Die Integration von Flüchtlingen ist eine wichtige Aufgabe auch für Ausbildungsbetriebe. Damit junge Flüchtlinge gut auf eine Berufsausbildung vorbereitet sind, starten das Bundesministerium für Bildung und Forschung, die Bundesagentur für Arbeit und der Zentralverband des Deutschen Handwerk gemeinsam die Initiative: „Wege in Ausbildung für Flüchtlinge“. Hier sollen junge Flüchtlinge ganz praktisch und im direkten Kontakt mit Betrieben auf eine Ausbildung im Handwerk vorbereitet werden.
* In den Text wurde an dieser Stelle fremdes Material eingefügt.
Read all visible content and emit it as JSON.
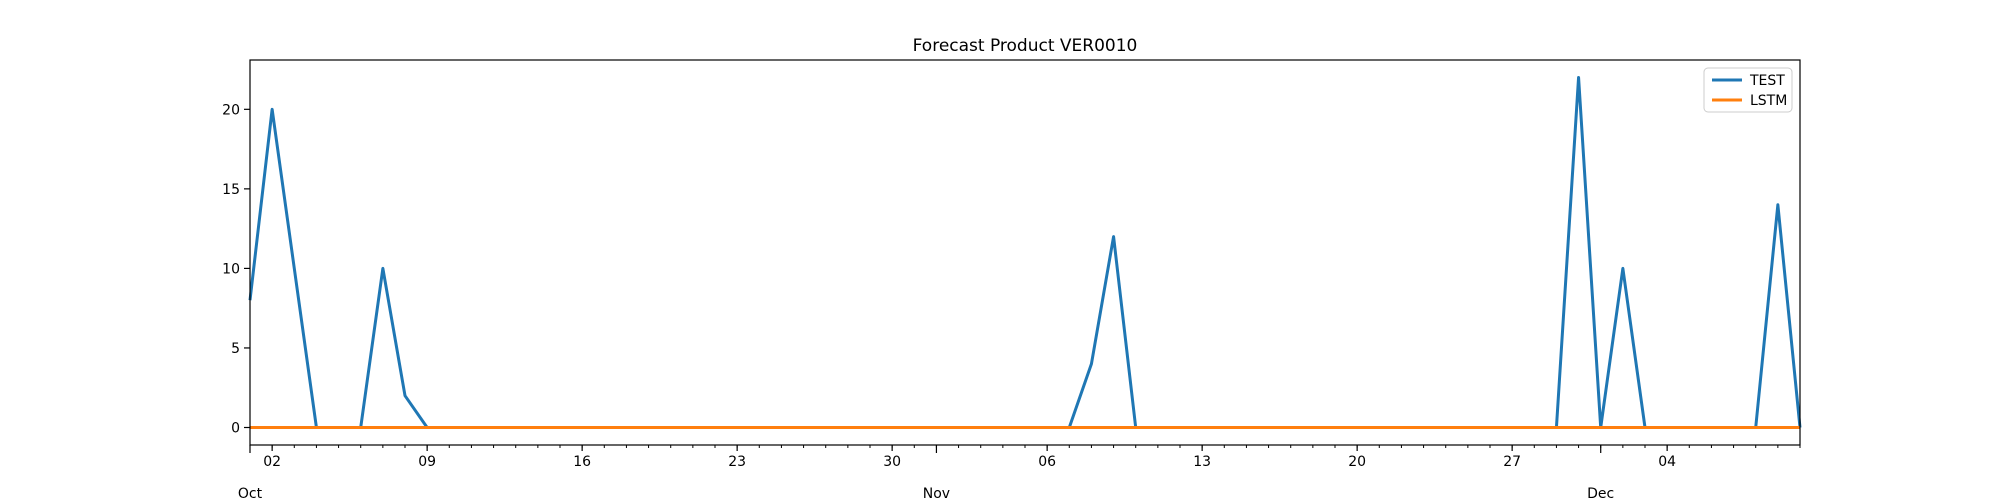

Auf der Webseite Charta der Vielfalt gibt es derzeit ein sehr gutes Dokument zum Themenkomplex “Flüchtlinge in den Arbeitsmarkt” welches lesenswert ist. Hier der Link dazu: Praxisleitfaden für Unternehmen.

Weitere hilfreiche Informationen gibt es auf der Seite “Kompetenzzentrum Fachkräftesicherung” (KOFA), dort hilft insbesondere das Dossier “Flüchtlinge integrieren” Ratsuchenden weiter.